What are the most cost effective ways of achieving transparency and accountability of basic service delivery? For example, how can we ensure that teachers and health workers in rural areas face the right incentives to do their work? How can one warrant that funds intended to build community roads are actually used that way? More generally, how can one make sure that resources reach the intended beneficiaries without being captured by elites?

There are a wide range of possible solutions, from incentive based pay for civil servants, over community monitoring, publication of budget allocations, enhanced auditing, integrity pledges, legal reform, etc. But how do we know which intervention works best under which circumstances? How do we know which interventions are the most cost effective? How can we make sure we use the limited resources available for anti-corruption work in the most effective manner?

Randomized controlled trials are beginning to shed some light on some of these questions.

Why use RCTs to address these?

RCTs are considered the most rigorous way to assess the causal effects of an intervention. When we think about impact, we are really asking two questions: First, what would have happened in the absence of the intervention?  Second, how does the situation with the intervention compare to the counterfactual? Answering the first question is non-trivial. The world we live in is complex.

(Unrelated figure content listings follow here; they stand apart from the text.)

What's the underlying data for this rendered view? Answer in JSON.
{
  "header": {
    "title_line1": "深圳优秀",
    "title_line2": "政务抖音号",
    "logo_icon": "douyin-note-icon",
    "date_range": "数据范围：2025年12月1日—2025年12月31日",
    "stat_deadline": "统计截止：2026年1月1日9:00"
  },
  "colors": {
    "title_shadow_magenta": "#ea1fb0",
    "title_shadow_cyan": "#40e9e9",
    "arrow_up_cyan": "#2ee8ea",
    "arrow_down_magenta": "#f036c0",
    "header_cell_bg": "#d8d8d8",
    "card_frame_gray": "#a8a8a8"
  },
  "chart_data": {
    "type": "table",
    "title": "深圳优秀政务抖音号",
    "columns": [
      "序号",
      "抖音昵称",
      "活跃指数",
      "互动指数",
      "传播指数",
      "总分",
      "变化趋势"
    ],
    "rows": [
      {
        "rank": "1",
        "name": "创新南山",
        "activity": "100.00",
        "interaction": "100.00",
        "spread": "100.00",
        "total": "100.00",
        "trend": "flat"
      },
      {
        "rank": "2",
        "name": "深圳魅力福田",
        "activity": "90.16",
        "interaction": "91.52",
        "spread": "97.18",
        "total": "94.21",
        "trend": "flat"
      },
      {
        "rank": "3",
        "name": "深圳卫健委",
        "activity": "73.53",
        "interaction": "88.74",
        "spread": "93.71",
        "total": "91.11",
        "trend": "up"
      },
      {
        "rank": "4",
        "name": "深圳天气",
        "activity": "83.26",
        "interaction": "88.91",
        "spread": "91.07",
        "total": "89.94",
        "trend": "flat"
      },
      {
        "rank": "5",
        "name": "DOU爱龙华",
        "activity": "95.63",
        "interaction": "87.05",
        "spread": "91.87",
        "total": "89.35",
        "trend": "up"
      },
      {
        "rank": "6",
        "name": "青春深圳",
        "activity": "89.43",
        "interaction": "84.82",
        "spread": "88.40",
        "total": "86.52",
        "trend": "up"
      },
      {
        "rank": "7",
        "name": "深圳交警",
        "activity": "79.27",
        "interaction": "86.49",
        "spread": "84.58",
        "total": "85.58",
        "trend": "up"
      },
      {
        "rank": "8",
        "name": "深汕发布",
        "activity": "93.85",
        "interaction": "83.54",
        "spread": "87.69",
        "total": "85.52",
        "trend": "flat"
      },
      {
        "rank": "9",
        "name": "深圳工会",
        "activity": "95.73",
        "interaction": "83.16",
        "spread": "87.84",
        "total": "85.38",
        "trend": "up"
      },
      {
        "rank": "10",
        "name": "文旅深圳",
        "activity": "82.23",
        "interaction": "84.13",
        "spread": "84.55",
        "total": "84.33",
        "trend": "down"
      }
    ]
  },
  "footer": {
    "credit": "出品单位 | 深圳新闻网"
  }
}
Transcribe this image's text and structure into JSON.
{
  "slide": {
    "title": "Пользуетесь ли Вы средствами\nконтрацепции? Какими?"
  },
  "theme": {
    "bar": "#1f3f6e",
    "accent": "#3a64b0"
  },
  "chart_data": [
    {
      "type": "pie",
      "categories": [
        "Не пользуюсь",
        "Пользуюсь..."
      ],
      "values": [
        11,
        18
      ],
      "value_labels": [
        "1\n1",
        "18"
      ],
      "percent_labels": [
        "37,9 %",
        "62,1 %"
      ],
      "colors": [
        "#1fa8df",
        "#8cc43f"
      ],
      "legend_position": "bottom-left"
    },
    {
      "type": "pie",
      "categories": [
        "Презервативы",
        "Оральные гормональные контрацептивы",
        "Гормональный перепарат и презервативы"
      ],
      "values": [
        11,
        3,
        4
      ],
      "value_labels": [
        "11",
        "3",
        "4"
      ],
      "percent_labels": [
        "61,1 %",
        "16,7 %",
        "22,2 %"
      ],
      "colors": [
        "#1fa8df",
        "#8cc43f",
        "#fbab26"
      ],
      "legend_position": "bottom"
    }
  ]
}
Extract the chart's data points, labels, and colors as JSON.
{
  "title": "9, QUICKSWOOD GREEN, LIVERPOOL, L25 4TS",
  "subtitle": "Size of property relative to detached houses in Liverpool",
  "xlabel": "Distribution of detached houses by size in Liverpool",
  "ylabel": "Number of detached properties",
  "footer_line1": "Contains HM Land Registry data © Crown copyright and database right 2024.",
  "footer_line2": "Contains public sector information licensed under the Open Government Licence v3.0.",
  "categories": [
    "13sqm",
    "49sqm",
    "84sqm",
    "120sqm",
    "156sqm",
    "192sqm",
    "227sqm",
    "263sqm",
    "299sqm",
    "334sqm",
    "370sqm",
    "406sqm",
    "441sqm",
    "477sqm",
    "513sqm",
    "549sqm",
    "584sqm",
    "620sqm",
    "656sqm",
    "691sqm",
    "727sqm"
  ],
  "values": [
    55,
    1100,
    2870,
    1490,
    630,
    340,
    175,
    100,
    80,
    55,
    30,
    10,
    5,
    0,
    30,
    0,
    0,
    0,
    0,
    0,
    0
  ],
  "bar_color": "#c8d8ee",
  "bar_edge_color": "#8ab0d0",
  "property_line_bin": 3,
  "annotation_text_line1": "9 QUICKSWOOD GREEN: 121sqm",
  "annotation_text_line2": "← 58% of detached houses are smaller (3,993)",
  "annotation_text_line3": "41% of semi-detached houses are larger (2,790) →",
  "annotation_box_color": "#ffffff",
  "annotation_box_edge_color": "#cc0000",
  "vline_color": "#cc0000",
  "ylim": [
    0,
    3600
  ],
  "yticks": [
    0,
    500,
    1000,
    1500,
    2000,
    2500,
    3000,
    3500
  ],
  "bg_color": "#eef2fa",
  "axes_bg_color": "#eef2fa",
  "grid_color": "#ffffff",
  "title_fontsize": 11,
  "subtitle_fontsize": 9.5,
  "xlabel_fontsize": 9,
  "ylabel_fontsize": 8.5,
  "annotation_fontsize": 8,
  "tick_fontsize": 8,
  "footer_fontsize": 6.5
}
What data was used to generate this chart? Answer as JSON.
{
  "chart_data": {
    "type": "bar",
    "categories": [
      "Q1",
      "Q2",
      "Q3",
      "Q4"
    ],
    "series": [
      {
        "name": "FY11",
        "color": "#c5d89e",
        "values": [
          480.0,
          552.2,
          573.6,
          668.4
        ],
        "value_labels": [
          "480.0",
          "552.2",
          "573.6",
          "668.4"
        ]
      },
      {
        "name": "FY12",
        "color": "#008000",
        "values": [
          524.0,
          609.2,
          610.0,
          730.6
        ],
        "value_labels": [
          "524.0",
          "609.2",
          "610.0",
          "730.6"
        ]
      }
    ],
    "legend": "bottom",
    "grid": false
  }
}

Many different influences take place at the same time, making it difficult to attribute any observed change to one single event.

Things get even more complicated when the uptake of a program is self-initiated. Different types of governments, communities or individuals select into different programs, making any before-after comparisons prone to bias. Say we want to know the impact of publishing budget allocations in local communities. Uptake of the program is up to the local leadership of the community. A study compares the change in the percentage of funds leaked across communities who adopted the program and those who did not. It finds that those who adopted the program significantly reduced the share of leaked funds. What can we conclude about the effectiveness of the program? Unfortunately, nothing. First, communities who adopt the program are likely to be different in the first place: They may have a more active civil society, politicians with better intentions, or have more pressure to ‘clean up’. This may mean that they were on a different trend all along. It may also mean that they adopted other measures simultaneously, precisely because they had an interest in improving accountability.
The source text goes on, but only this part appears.